You might think this is a dream come true for a blogger, but it’s horrible.

Instead, I looked back at what I wrote with regret, guilt, and embarrassment. The sensationalism was my fault — I started it with the headline and many poor word choices, which were overly harsh and extreme. I was being much nastier and more alarmist than I intended. I edited some words to be more fair and accurate, but it was too late. I can’t blame the opportunists for taking the bait that I hastily left for them.

Whether you agree with Marco’s post or not, there’s no doubt it started a lot of good conversation about the state of Apple software and, hopefully, it raised awareness within Apple of the growing perception that there are fit and finish issues.
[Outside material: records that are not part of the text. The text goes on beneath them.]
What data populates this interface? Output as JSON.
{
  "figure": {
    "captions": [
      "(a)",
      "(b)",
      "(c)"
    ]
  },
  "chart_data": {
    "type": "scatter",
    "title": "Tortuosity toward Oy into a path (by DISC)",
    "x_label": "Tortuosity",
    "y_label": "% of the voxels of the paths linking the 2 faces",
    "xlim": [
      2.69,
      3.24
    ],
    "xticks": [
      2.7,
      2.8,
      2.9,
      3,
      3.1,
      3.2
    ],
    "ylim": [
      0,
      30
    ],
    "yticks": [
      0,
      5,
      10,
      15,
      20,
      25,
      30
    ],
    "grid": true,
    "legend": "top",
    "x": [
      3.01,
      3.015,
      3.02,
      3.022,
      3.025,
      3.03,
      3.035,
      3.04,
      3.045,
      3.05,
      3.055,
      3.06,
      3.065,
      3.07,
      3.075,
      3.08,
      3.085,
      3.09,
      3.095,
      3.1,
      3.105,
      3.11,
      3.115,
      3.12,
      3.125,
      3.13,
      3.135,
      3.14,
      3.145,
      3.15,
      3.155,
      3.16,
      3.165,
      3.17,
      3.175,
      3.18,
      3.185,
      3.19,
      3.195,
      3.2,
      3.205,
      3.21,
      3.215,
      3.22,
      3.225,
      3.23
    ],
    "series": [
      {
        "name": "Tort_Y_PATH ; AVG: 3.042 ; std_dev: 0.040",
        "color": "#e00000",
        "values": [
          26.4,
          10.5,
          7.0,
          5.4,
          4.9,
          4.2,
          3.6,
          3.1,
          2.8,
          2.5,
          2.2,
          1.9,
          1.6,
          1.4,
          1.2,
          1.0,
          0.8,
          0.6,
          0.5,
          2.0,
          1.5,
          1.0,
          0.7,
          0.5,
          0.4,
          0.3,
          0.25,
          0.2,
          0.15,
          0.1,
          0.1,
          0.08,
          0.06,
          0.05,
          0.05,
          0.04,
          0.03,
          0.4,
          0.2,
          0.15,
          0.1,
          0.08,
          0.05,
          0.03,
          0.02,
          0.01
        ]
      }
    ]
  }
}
I continue to feel the same love for Apple products. My sense is that the world came rushing to Apple’s door (when they had relegated Apple as a niche player for such a long time) and pushed them into a new role, that of a world leader. As the requirements, demand, and pipeline grew, Apple had to grow rapidly to fill this new role. A tough adjustment for anyone to make.

At the same time, Apple was in a brand new kind of horse race, with Android and Samsung. The kind of horse race that rewards quick reactions and short term thinking and brings about feature cram. Tough to resist. Feature cram places incredible stress on testing and QA, especially when the calendar drives the release schedule (as opposed to, “we’ll ship when it passes all its tests”).

When Steve Jobs came back to Apple, one of the first things he did was simplify the product line. Whatever his intent, this ended up reducing the demands on QA and testing, giving them more bandwidth to do their jobs right.

Not sure if simplifying is the right answer here, but I can only imagine that the best minds at Apple are working on this problem.